Connie Goodwin is a doctoral candidate at Harvard. Her specialty is early American colonialism. Although it is only a minor part of her specialty, she is drawn into a retrospection of witchcraft and the famous Salem witch trials. Coincidentally (or is it?), Grace, her mother with whom she has a strained relationship, asks Connie to clean up and get ready to sell Grace’s mother’s home in Marblehead, Massachusetts, a town near the more famous town of Salem. The house has been abandoned for twenty years and appears derelict, and Connie reluctantly agrees to spend her summer cleaning the house, while doing research on her dissertation in Salem.
Almost immediately upon fighting her way past the abundant and tangled vegetation obscuring the house and entering the dusty but solid 200-year-old home, Connie opens a family Bible and a key falls out.

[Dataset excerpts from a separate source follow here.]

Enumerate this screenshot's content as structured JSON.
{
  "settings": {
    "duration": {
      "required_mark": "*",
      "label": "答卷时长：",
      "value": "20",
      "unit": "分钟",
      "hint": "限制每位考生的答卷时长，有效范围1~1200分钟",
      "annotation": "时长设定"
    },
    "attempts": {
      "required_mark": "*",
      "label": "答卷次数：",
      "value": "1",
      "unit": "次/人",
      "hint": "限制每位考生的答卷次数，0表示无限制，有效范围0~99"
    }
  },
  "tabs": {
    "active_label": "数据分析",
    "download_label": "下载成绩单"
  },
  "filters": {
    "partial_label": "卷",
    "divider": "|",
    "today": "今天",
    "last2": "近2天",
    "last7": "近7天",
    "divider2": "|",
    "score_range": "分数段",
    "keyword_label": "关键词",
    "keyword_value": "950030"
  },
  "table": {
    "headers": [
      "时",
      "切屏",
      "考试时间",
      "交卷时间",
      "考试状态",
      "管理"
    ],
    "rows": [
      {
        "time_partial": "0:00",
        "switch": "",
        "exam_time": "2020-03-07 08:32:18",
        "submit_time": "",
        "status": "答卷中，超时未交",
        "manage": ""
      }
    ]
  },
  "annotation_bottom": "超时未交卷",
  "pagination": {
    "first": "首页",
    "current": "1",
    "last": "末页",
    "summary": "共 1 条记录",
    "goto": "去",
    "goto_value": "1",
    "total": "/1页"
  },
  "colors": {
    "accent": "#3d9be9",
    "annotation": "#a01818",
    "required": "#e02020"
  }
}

The hollow stem of the key contains a piece of paper with the faint words, "Deliverance Dane," written on it. And so the adventure begins. In her quest for an important thesis topic, Connie has hopes that Deliverance Dane, whoever or whatever it is, will fill the need. In an alternating story set in the 1700s, the reader sees the answers Connie seeks unfolding slowly throughout the book.
What distinguishes this book from a light supernatural romance – a genre that abounds these days – is the historic detail and academic sheen Katherine Howe brings to the story. There is the requisite romance – after all, what is Samantha without her Darren – but even it has its teaching moments, since Connie’s love interest is a restorer of colonial buildings and art. Howe is masterful at bringing into realistic and ordinary surroundings the story of “cunning women,” whose natural talents were mistaken for magic, yet raising the possibility of “vernacular magic,” an extraordinary explanation for those talents. Her depiction of the Salem witch trials is moving and explores human frailties. Even the Da Vinci Code/Stephen King moments are forgiveable, despite the tip towards the sensational away from the quotidian, because of the very human level Howe maintains in her character of Connie Goodwin.